In the Elite Women’s category, Swiss marathon legend Ariane Lüthi and local talent Amy Beth McDougall fought valiantly to keep the Ascendis Health duo of Robyn de Groot and Sabine Spitz at bay.
The final day saw near-disaster as Lüthi crashed spectacularly, but the pair regathered and kept up the pressure to limit the time lost to De Groot and Spitz, with Team Spur/Valencia eventually winning the UCI-sanctioned women’s competition by 1 minute and 40 seconds after the seven days.
“To win a race this close and to have fought this hard is really special,” Lüthi said.

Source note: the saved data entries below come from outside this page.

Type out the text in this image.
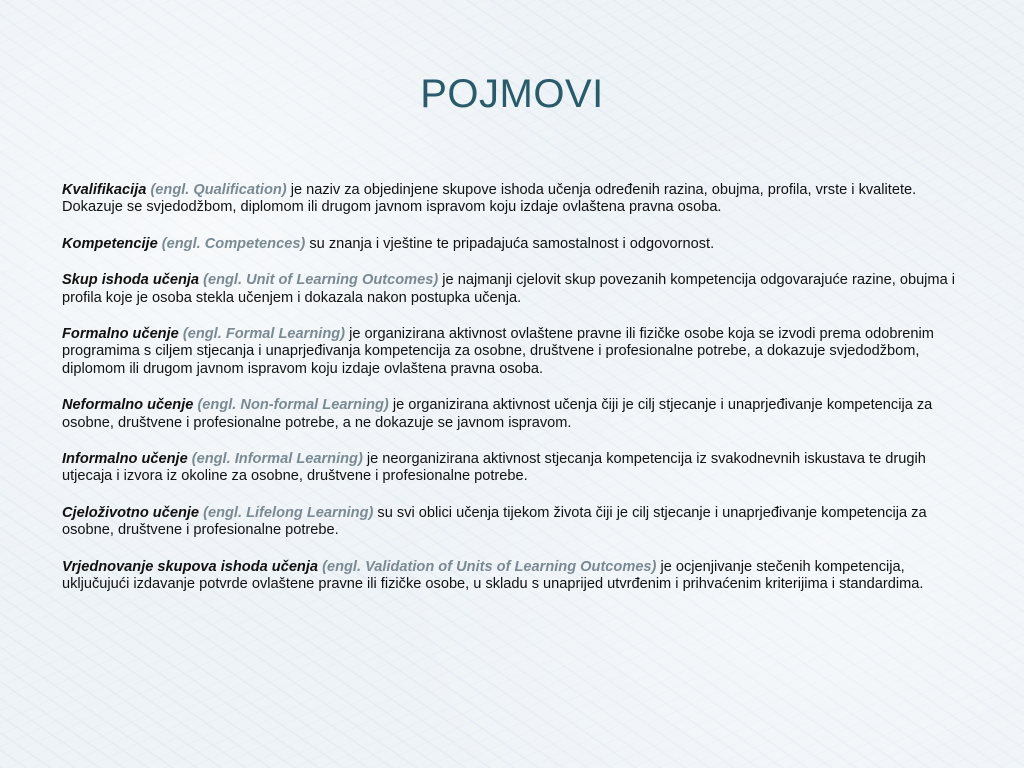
POJMOVI

Kvalifikacija (engl. Qualification) je naziv za objedinjene skupove ishoda učenja određenih razina, obujma, profila, vrste i kvalitete. Dokazuje se svjedodžbom, diplomom ili drugom javnom ispravom koju izdaje ovlaštena pravna osoba.

Kompetencije (engl. Competences) su znanja i vještine te pripadajuća samostalnost i odgovornost.

Skup ishoda učenja (engl. Unit of Learning Outcomes) je najmanji cjelovit skup povezanih kompetencija odgovarajuće razine, obujma i profila koje je osoba stekla učenjem i dokazala nakon postupka učenja.

Formalno učenje (engl. Formal Learning) je organizirana aktivnost ovlaštene pravne ili fizičke osobe koja se izvodi prema odobrenim programima s ciljem stjecanja i unaprjeđivanja kompetencija za osobne, društvene i profesionalne potrebe, a dokazuje svjedodžbom, diplomom ili drugom javnom ispravom koju izdaje ovlaštena pravna osoba.

Neformalno učenje (engl. Non-formal Learning) je organizirana aktivnost učenja čiji je cilj stjecanje i unaprjeđivanje kompetencija za osobne, društvene i profesionalne potrebe, a ne dokazuje se javnom ispravom.

Informalno učenje (engl. Informal Learning) je neorganizirana aktivnost stjecanja kompetencija iz svakodnevnih iskustava te drugih utjecaja i izvora iz okoline za osobne, društvene i profesionalne potrebe.

Cjeloživotno učenje (engl. Lifelong Learning) su svi oblici učenja tijekom života čiji je cilj stjecanje i unaprjeđivanje kompetencija za osobne, društvene i profesionalne potrebe.

Vrjednovanje skupova ishoda učenja (engl. Validation of Units of Learning Outcomes) je ocjenjivanje stečenih kompetencija, uključujući izdavanje potvrde ovlaštene pravne ili fizičke osobe, u skladu s unaprijed utvrđenim i prihvaćenim kriterijima i standardima.
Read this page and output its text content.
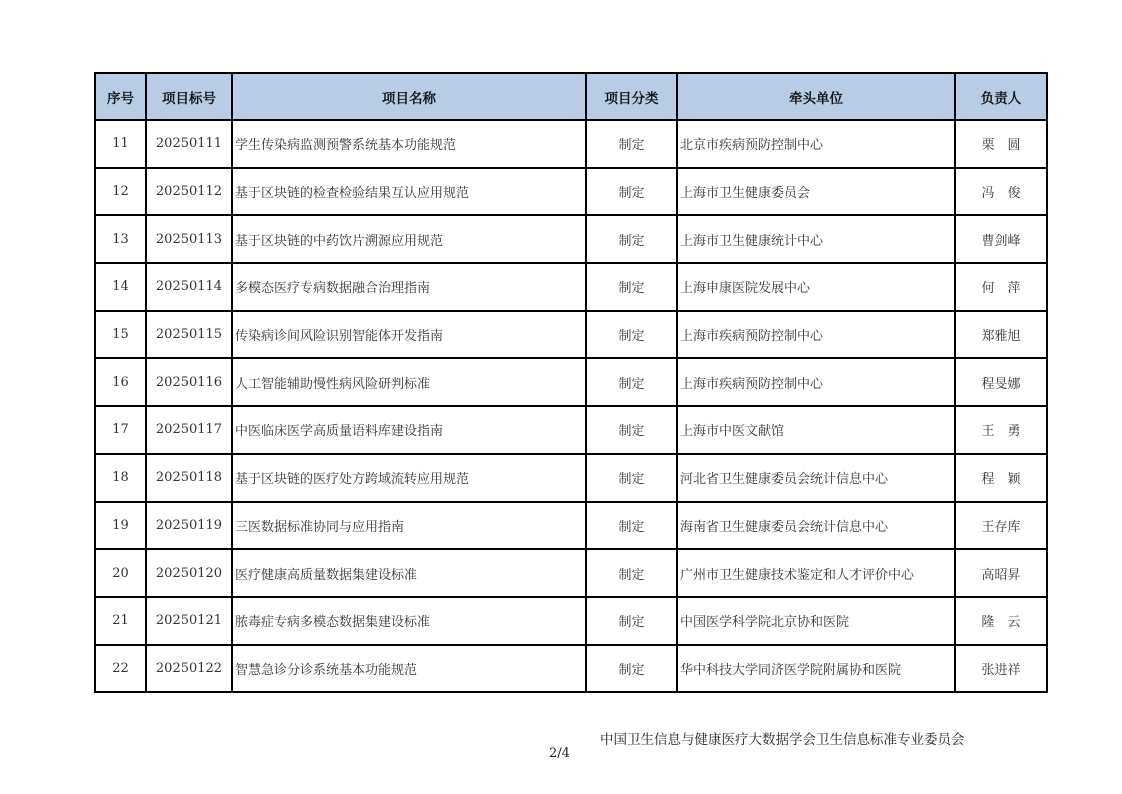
序号	项目标号	项目名称	项目分类	牵头单位	负责人
11	20250111	学生传染病监测预警系统基本功能规范	制定	北京市疾病预防控制中心	栗　圆
12	20250112	基于区块链的检查检验结果互认应用规范	制定	上海市卫生健康委员会	冯　俊
13	20250113	基于区块链的中药饮片溯源应用规范	制定	上海市卫生健康统计中心	曹剑峰
14	20250114	多模态医疗专病数据融合治理指南	制定	上海申康医院发展中心	何　萍
15	20250115	传染病诊间风险识别智能体开发指南	制定	上海市疾病预防控制中心	郑雅旭
16	20250116	人工智能辅助慢性病风险研判标准	制定	上海市疾病预防控制中心	程旻娜
17	20250117	中医临床医学高质量语料库建设指南	制定	上海市中医文献馆	王　勇
18	20250118	基于区块链的医疗处方跨域流转应用规范	制定	河北省卫生健康委员会统计信息中心	程　颖
19	20250119	三医数据标准协同与应用指南	制定	海南省卫生健康委员会统计信息中心	王存库
20	20250120	医疗健康高质量数据集建设标准	制定	广州市卫生健康技术鉴定和人才评价中心	高昭昇
21	20250121	脓毒症专病多模态数据集建设标准	制定	中国医学科学院北京协和医院	隆　云
22	20250122	智慧急诊分诊系统基本功能规范	制定	华中科技大学同济医学院附属协和医院	张进祥
中国卫生信息与健康医疗大数据学会卫生信息标准专业委员会
2/4
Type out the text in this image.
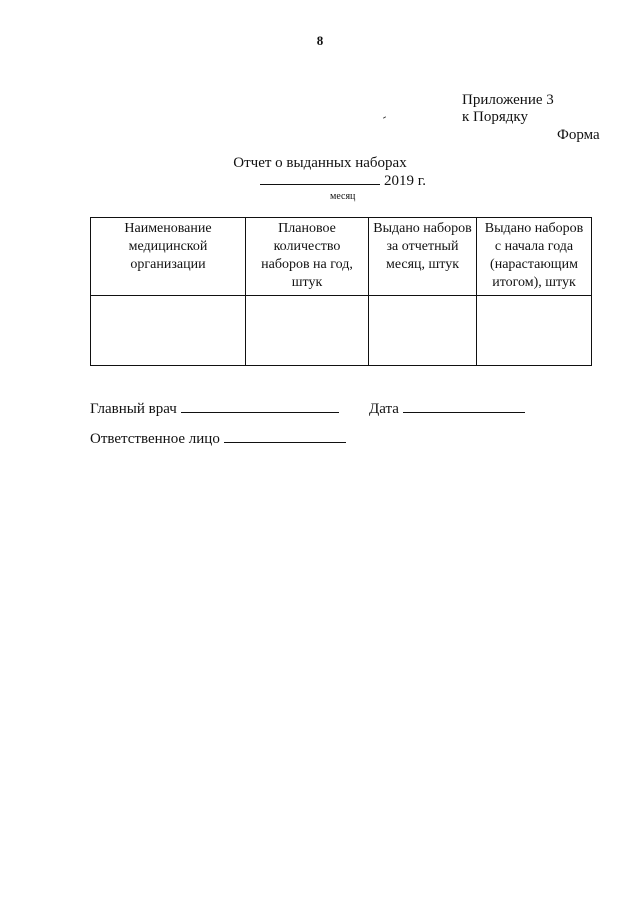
8
Приложение 3
к Порядку
Форма
Отчет о выданных наборах
2019 г.
месяц
Наименование медицинской организации	Плановое количество наборов на год, штук	Выдано наборов за отчетный месяц, штук	Выдано наборов с начала года (нарастающим итогом), штук

Главный врач	Дата
Ответственное лицо
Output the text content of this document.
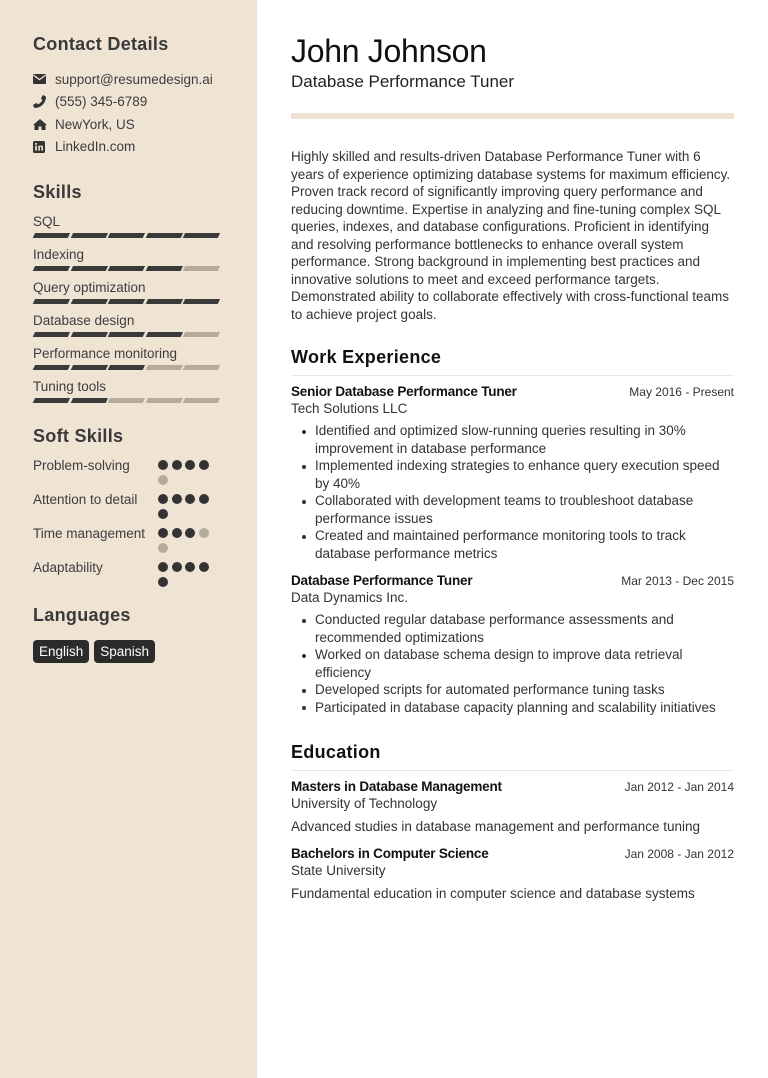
Contact Details
support@resumedesign.ai
(555) 345-6789
NewYork, US
LinkedIn.com
Skills
SQL
Indexing
Query optimization
Database design
Performance monitoring
Tuning tools
Soft Skills
Problem-solving
Attention to detail
Time management
Adaptability
Languages
English	Spanish
John Johnson
Database Performance Tuner

Highly skilled and results-driven Database Performance Tuner with 6 years of experience optimizing database systems for maximum efficiency. Proven track record of significantly improving query performance and reducing downtime. Expertise in analyzing and fine-tuning complex SQL queries, indexes, and database configurations. Proficient in identifying and resolving performance bottlenecks to enhance overall system performance. Strong background in implementing best practices and innovative solutions to meet and exceed performance targets. Demonstrated ability to collaborate effectively with cross-functional teams to achieve project goals.

Work Experience
Senior Database Performance Tuner	May 2016 - Present
Tech Solutions LLC
Identified and optimized slow-running queries resulting in 30% improvement in database performance
Implemented indexing strategies to enhance query execution speed by 40%
Collaborated with development teams to troubleshoot database performance issues
Created and maintained performance monitoring tools to track database performance metrics
Database Performance Tuner	Mar 2013 - Dec 2015
Data Dynamics Inc.
Conducted regular database performance assessments and recommended optimizations
Worked on database schema design to improve data retrieval efficiency
Developed scripts for automated performance tuning tasks
Participated in database capacity planning and scalability initiatives
Education
Masters in Database Management	Jan 2012 - Jan 2014
University of Technology
Advanced studies in database management and performance tuning
Bachelors in Computer Science	Jan 2008 - Jan 2012
State University
Fundamental education in computer science and database systems
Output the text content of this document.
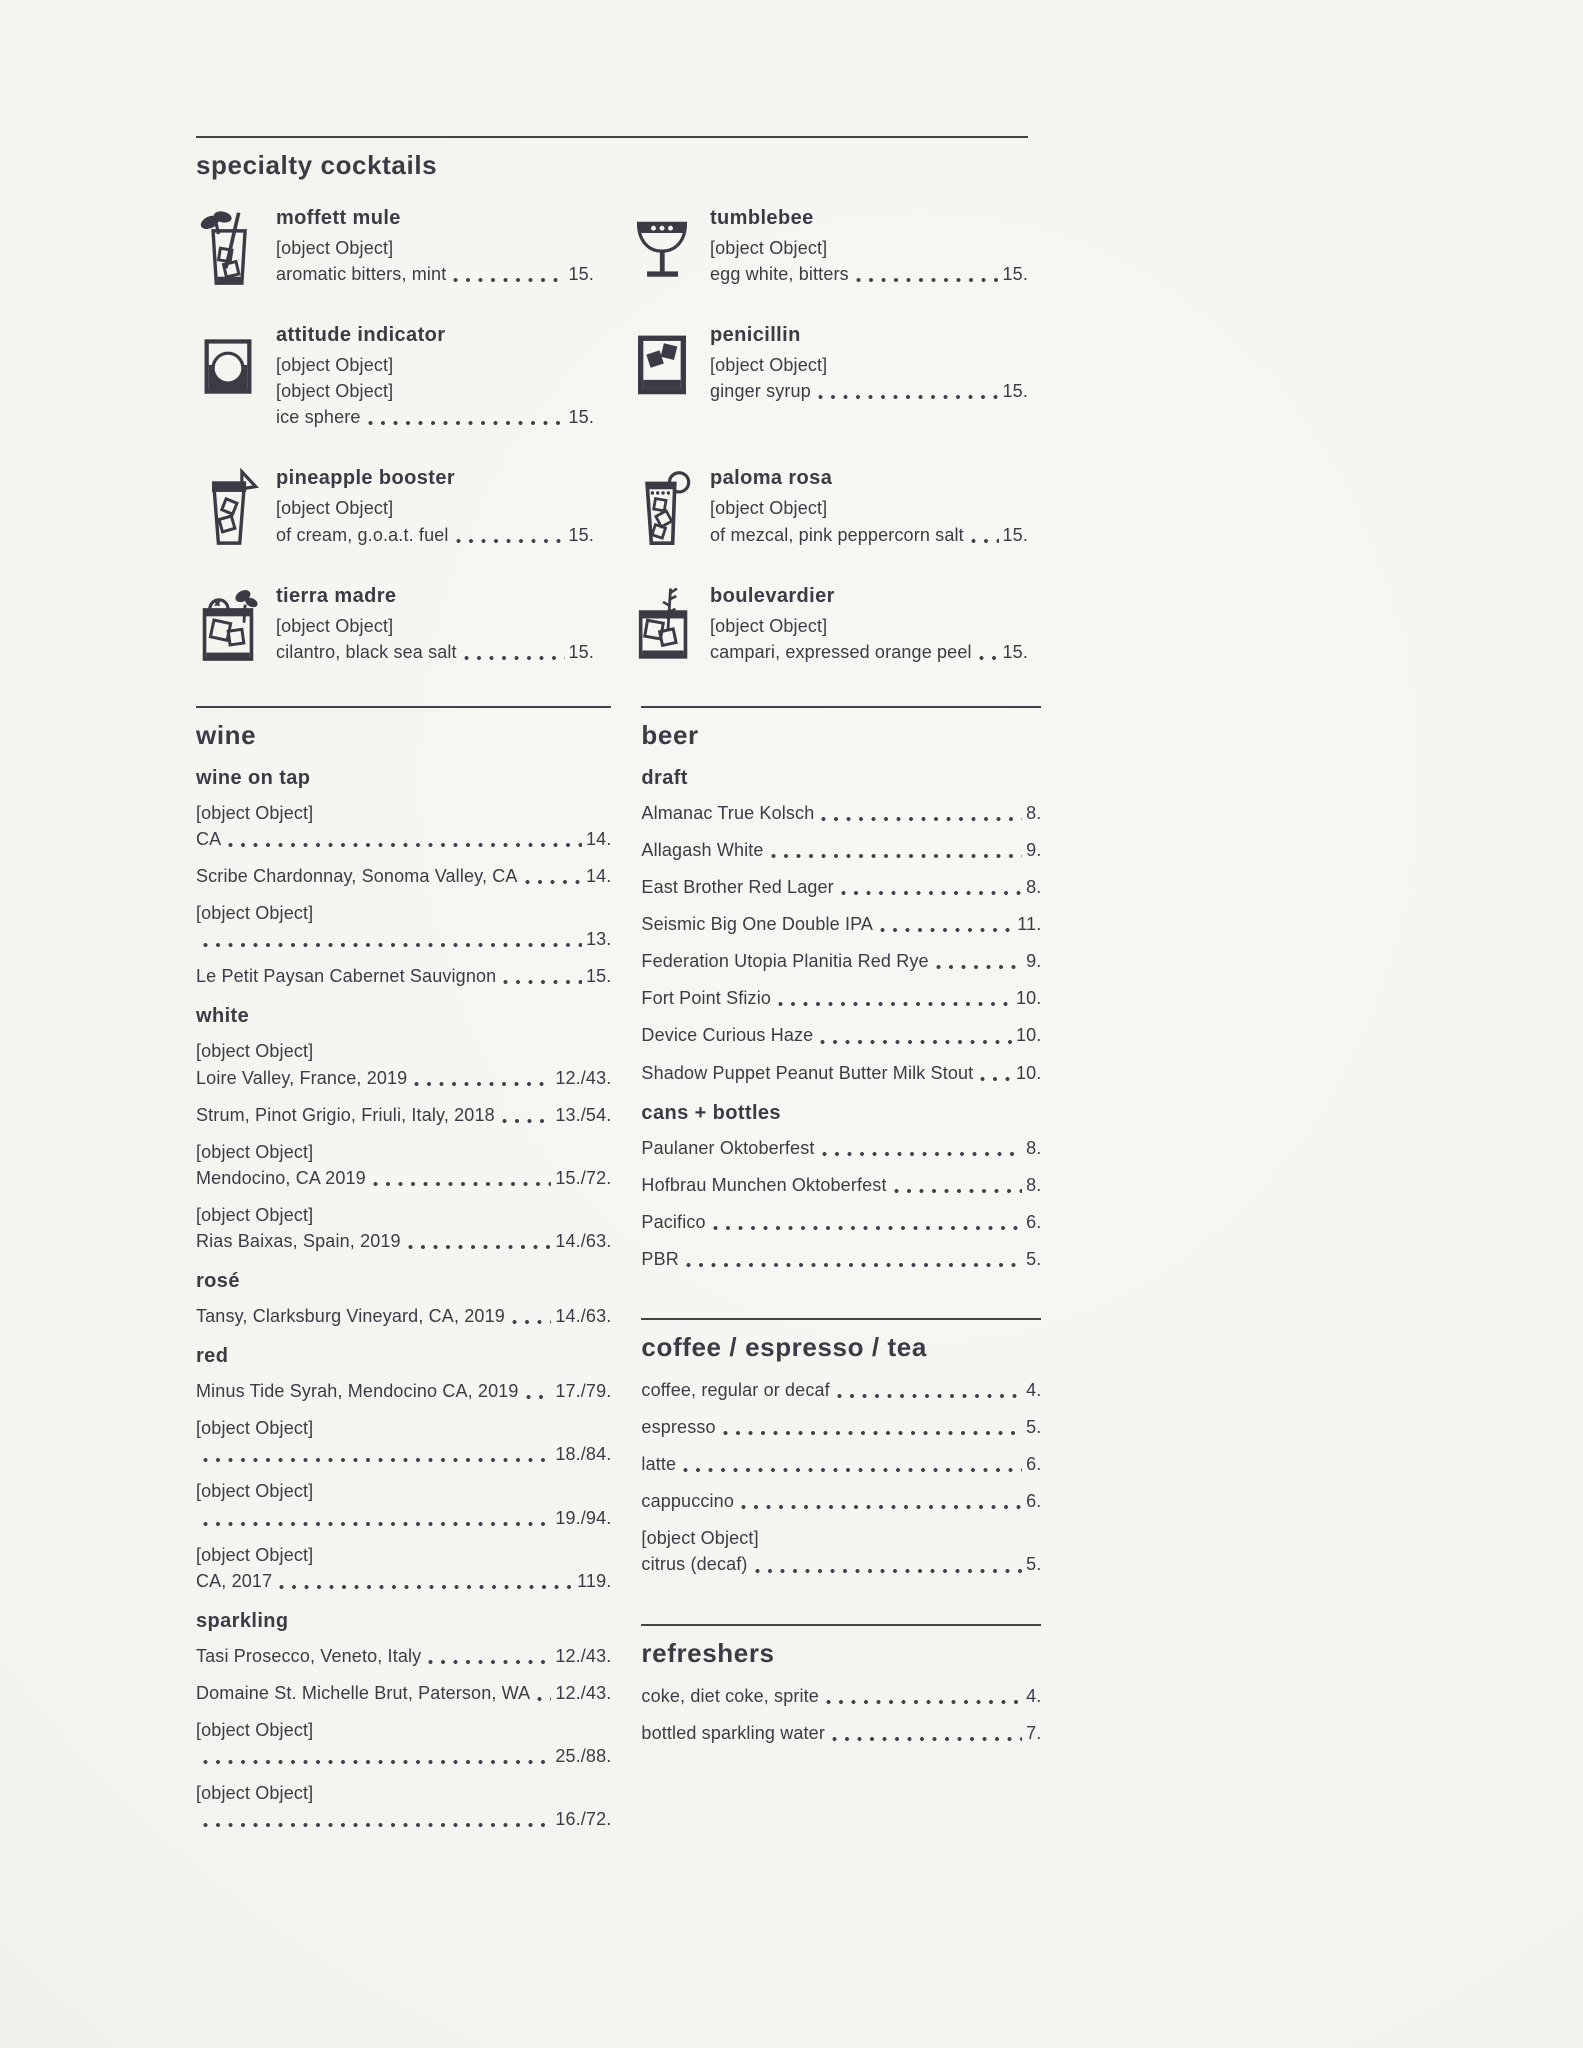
specialty cocktails
moffett mule
[object Object]
aromatic bitters, mint	15.
tumblebee
[object Object]
egg white, bitters	15.
attitude indicator
[object Object]
[object Object]
ice sphere	15.
penicillin
[object Object]
ginger syrup	15.
pineapple booster
[object Object]
of cream, g.o.a.t. fuel	15.
paloma rosa
[object Object]
of mezcal, pink peppercorn salt 15.
tierra madre
[object Object]
cilantro, black sea salt	15.
boulevardier
[object Object]
campari, expressed orange peel 15.
wine
wine on tap
[object Object]
CA	14.
Scribe Chardonnay, Sonoma Valley, CA	14.
[object Object]
13.
Le Petit Paysan Cabernet Sauvignon	15.
white
[object Object]
Loire Valley, France, 2019	12./43.
Strum, Pinot Grigio, Friuli, Italy, 2018	13./54.
[object Object]
Mendocino, CA 2019	15./72.
[object Object]
Rias Baixas, Spain, 2019	14./63.
rosé
Tansy, Clarksburg Vineyard, CA, 2019	14./63.
red
Minus Tide Syrah, Mendocino CA, 2019 17./79.
[object Object]
18./84.
[object Object]
19./94.
[object Object]
CA, 2017	119.
sparkling
Tasi Prosecco, Veneto, Italy	12./43.
Domaine St. Michelle Brut, Paterson, WA 12./43.
[object Object]
25./88.
[object Object]
16./72.
beer
draft
Almanac True Kolsch	8.
Allagash White	9.
East Brother Red Lager	8.
Seismic Big One Double IPA	11.
Federation Utopia Planitia Red Rye	9.
Fort Point Sfizio	10.
Device Curious Haze	10.
Shadow Puppet Peanut Butter Milk Stout 10.
cans + bottles
Paulaner Oktoberfest	8.
Hofbrau Munchen Oktoberfest	8.
Pacifico	6.
PBR	5.
coffee / espresso / tea
coffee, regular or decaf	4.
espresso	5.
latte	6.
cappuccino	6.
[object Object]
citrus (decaf)	5.
refreshers
coke, diet coke, sprite	4.
bottled sparkling water	7.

According to Lüthi it wouldn’t have been the same if they’d won by a big margin. “It was a proper, proper race,” she said. “Everyday we had such a battle with Robyn and Sabine on the bike – it’s those big challenges that brings the best out of us as riders. We had to bring our A-game everyday.
Lüthi could not sing the praises of her partner enough, highlighting how she had to overcome both the physical challenge of a nasty chest infection and the mental game of racing some of the biggest names in world stage racing.
Lüthi went on to say that the win came just at the right time for her: “To close off the year on a high note, which, ironically, started really badly with some Dryland events, is amazing”.
“I was ecstatic about the win,” McDougall exclaimed.
While the Queen Stage (Stage 6 up Swartberg Pass) was by far the toughest (both mentally and physically) for McDougall, she lists it as a highlight of the race. “I actually didn’t know how I was going to survive this day because I didn’t think I had anything left,” she picks up the story.
“A small surge early on saw not only Sabine and Robyn float away from me, but half of the rest of the field too. I could write an entire report on this day alone because it will stay with me for the rest of my life. I kept fighting and somehow managed to get stronger as the day went by. We reeled in teams, one-by-one and at 64km we were only 1:30 back. We still had the mighty Swartberg Pass to contend with but I felt good. We put our heads down and smashed it up the pass. I put every bit of power, energy and fight into each pedal stroke and crossed the line 2:38 back and still in pink! It was surreal.”
“It was a real honour to race alongside Ariane and to win was incredible! I learned a lot from Ariane and through her encouragement and belief in me I found strength I never knew I had.”